Doseamento pediátrico
População pediátrica: A farmacocinética do Entecavir em estado estacionário foi avaliada em 24 nucleósidos iniciados, 19 previamente tratados com lamivudina HBeAg-positivo, 2 a <18 anos, indivíduos com doença hepática compensada (estudo AI463028). Os indivíduos com entecavir oral receberam 0,015 mg/kg a uma dose máxima de 0,5 mg uma vez por dia, com exposições de entecavir semelhantes às alcançadas em adultos com doses orais de 0,5 mg uma vez por dia. O Cmax, AUC (0-24) e Cmin para estes sujeitos foram de 6,31 ng/ml, 18,33 ng h/ml e 0,28 ng/ml, respectivamente. semelhante ao alcançado em adultos a 1,0 mg uma vez por dia.
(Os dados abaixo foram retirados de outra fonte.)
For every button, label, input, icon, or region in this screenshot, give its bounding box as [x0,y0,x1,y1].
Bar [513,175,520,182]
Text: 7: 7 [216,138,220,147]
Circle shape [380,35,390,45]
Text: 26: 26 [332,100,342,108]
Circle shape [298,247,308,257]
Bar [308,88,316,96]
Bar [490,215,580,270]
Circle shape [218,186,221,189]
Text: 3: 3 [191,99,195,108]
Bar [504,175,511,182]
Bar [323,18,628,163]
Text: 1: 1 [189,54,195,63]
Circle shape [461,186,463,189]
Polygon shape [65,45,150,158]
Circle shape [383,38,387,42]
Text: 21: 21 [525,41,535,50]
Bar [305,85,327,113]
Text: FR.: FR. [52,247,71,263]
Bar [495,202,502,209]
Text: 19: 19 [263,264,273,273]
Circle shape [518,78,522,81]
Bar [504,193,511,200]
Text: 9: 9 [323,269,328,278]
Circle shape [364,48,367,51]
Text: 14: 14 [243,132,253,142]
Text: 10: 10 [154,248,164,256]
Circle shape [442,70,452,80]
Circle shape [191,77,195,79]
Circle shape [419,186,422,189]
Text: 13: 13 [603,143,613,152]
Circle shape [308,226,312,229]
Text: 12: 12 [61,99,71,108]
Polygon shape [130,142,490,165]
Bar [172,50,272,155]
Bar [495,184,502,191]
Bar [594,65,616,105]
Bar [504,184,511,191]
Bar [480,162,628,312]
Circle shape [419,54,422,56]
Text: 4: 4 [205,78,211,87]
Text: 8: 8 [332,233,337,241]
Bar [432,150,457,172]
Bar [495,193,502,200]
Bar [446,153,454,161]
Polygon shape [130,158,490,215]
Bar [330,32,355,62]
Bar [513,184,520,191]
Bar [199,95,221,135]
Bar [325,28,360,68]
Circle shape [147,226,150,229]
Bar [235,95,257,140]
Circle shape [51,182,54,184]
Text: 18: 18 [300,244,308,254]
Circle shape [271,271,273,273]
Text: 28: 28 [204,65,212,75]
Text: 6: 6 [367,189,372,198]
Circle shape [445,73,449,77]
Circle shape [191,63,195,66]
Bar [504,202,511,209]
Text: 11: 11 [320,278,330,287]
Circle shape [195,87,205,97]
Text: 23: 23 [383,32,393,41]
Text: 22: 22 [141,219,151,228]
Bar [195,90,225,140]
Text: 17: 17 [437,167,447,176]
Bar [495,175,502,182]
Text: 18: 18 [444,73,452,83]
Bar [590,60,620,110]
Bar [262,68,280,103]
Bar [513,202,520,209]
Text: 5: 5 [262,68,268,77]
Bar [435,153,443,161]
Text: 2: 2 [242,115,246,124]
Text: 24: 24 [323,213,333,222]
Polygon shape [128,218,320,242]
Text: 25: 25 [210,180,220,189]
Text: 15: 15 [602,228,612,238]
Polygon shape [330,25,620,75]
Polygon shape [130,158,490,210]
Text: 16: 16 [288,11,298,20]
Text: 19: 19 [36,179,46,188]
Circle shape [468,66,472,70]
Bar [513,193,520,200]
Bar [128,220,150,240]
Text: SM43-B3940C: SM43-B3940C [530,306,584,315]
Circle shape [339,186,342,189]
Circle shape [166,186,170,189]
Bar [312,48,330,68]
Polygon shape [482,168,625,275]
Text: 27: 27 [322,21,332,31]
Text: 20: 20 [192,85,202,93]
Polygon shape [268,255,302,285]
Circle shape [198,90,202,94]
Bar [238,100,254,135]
O Cmax, AUC (0-24) e Cmin para estes temas foram 14,48 ng/ml, 38,58 ng∙h/ml e 0,47 ng/ml respectivamente.
Storage】Seal e armazenar num local seco abaixo dos 25°C. É possível a exposição a curto prazo a 15-30°C.
Package】High frasco de polietileno de densidade para medicina sólida oral: 30 comprimidos por frasco.
Caducidade date】36 meses
【Execution Norma
Aprovação Number】
【Drug licença de comercialização holder】
Nome da empresa: Zhejiang Huahai Pharmaceutical Co.
Endereço de produção: Ponte das Cheias, Cidade de Linhai, Província de Zhejiang
Código Postal: 317024
Número de telefone: 0576-85010288
Número de fax: 0576-85016013
Fabricante
Nome da empresa: Zhejiang Huahai Pharmaceutical Co.